La Havane, 3 juillet (RHC) – La musique, considérée comme le meilleur remède aux bombardements génocidaires perpétrés par l’empire américain à travers le monde, était au cœur d’un concert de jazz cubain à La Havane.
La soirée, sur la place San Francisco de Asís, dans la Vieille Havane, site classé au patrimoine mondial de l’UNESCO, a accueilli un grand concert réunissant de jeunes talents et des légendes du jazz cubain, dont César López et ses invités.
« Le jazz entretient des liens très forts entre les musiciens américains et cubains, et nous sommes ici pour perpétuer la tradition », a déclaré à Prensa Latina le célèbre saxophoniste, arrangeur et compositeur.
« Il s’agit d’un amour profond entre deux peuples dont les cultures s’entremêlent, et personne ne peut s’y opposer », a-t-il ajouté.
Avant le concert, qui se déroulait comme une session de jazz improvisée, Nancy Morejón a souligné qu’aux États-Unis comme à Cuba, les musiciens communiquent sans mots, de manière fluide et naturelle.
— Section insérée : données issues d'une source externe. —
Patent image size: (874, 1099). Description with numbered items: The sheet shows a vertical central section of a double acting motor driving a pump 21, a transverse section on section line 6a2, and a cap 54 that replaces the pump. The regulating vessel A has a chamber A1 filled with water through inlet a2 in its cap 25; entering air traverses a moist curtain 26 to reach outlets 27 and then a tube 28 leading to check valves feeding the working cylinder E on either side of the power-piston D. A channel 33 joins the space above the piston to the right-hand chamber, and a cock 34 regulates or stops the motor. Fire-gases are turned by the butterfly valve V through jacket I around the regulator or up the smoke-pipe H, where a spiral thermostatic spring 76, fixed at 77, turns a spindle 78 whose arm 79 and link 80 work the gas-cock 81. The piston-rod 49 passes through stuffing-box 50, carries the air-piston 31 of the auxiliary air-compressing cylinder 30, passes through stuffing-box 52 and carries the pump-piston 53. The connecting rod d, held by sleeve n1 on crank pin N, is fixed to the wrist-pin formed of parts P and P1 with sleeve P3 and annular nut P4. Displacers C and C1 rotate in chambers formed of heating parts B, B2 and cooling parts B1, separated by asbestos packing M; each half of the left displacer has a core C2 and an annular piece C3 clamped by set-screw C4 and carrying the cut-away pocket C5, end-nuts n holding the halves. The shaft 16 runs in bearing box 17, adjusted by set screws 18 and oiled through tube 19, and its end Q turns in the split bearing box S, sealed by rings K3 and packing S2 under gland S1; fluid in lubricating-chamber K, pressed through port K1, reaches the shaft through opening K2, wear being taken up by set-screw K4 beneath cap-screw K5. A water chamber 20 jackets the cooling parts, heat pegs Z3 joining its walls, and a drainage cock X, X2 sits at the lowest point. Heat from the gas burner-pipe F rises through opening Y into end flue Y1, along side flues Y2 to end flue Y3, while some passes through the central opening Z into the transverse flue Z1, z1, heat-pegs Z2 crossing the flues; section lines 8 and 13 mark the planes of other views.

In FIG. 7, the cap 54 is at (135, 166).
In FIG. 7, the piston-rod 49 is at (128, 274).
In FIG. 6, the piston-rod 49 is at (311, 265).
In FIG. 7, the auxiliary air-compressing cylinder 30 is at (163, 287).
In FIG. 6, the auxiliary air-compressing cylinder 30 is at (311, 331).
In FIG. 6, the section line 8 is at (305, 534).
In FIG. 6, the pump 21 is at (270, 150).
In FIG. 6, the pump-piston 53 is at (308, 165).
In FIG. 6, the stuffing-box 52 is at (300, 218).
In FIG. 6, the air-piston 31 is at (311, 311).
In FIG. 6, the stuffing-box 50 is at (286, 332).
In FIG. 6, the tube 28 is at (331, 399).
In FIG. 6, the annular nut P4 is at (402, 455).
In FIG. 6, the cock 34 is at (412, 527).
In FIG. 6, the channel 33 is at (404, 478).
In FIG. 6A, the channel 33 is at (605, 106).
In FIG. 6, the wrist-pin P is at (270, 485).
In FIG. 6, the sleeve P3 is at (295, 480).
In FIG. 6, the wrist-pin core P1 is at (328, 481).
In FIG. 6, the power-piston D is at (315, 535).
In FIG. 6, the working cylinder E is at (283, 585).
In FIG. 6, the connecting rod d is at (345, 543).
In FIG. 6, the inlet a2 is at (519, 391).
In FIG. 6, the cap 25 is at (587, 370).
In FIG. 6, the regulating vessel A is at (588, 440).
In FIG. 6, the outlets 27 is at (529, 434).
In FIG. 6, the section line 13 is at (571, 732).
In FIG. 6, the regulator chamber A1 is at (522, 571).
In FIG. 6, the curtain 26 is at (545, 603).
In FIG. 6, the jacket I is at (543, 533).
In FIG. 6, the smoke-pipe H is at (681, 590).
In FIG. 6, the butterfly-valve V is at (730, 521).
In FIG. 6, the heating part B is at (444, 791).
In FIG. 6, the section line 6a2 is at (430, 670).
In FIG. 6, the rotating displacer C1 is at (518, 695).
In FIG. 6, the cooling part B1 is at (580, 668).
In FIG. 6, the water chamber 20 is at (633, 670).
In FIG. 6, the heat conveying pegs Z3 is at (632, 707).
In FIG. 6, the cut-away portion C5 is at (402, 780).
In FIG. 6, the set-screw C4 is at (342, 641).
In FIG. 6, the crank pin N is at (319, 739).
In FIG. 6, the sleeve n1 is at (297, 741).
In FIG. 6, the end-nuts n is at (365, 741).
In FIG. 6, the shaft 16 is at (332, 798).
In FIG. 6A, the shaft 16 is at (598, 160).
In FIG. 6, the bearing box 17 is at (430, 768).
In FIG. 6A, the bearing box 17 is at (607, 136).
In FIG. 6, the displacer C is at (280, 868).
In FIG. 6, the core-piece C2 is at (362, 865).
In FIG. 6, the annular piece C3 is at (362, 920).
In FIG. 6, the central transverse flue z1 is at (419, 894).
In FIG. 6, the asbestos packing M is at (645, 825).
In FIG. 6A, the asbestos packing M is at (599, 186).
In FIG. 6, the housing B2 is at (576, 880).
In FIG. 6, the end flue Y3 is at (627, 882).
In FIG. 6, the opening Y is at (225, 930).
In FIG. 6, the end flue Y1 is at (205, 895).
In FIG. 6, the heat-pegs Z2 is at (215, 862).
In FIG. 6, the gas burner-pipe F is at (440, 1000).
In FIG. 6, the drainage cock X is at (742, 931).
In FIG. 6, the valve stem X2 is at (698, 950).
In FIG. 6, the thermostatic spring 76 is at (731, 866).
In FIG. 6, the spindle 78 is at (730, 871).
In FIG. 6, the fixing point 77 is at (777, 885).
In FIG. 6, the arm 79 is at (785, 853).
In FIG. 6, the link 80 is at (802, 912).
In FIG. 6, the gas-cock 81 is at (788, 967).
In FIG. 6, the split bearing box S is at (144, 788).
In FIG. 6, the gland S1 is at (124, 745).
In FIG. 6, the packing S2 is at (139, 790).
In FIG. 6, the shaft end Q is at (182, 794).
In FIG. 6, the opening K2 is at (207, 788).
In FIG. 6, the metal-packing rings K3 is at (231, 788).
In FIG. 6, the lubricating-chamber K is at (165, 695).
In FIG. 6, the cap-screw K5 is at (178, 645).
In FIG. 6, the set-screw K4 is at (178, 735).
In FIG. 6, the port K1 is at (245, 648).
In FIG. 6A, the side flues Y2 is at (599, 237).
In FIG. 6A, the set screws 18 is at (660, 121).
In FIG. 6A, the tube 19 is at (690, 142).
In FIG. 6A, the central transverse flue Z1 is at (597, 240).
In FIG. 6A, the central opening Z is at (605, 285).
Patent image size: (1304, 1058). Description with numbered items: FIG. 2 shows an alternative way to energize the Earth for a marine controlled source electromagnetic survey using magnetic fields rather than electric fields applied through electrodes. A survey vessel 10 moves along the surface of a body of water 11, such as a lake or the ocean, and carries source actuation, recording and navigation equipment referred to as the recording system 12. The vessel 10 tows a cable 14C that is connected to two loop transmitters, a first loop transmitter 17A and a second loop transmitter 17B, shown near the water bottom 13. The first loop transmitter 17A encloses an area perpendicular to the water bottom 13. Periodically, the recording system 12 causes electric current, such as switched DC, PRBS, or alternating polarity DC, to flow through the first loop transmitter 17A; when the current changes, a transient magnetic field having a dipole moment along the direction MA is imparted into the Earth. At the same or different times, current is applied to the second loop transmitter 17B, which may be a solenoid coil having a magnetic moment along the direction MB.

C’est alors, a-t-elle dit, que l’amour franchit les frontières, dissipe les préjugés et favorise le dialogue.
« Mais si, au contraire, les trompettes de Jéricho résonnent du Nord impérial, à Cuba, le grondement de l’hostilité nous parvient comme un cri de guerre », a déclaré la lauréate du Prix national de littérature.
Morejón a rappelé que Cuba et son peuple traversent des temps difficiles, souffrant quotidiennement des politiques barbares du gouvernement impérial des États-Unis, « qui tente de nous étouffer comme jamais auparavant et intensifie un blocus criminel ».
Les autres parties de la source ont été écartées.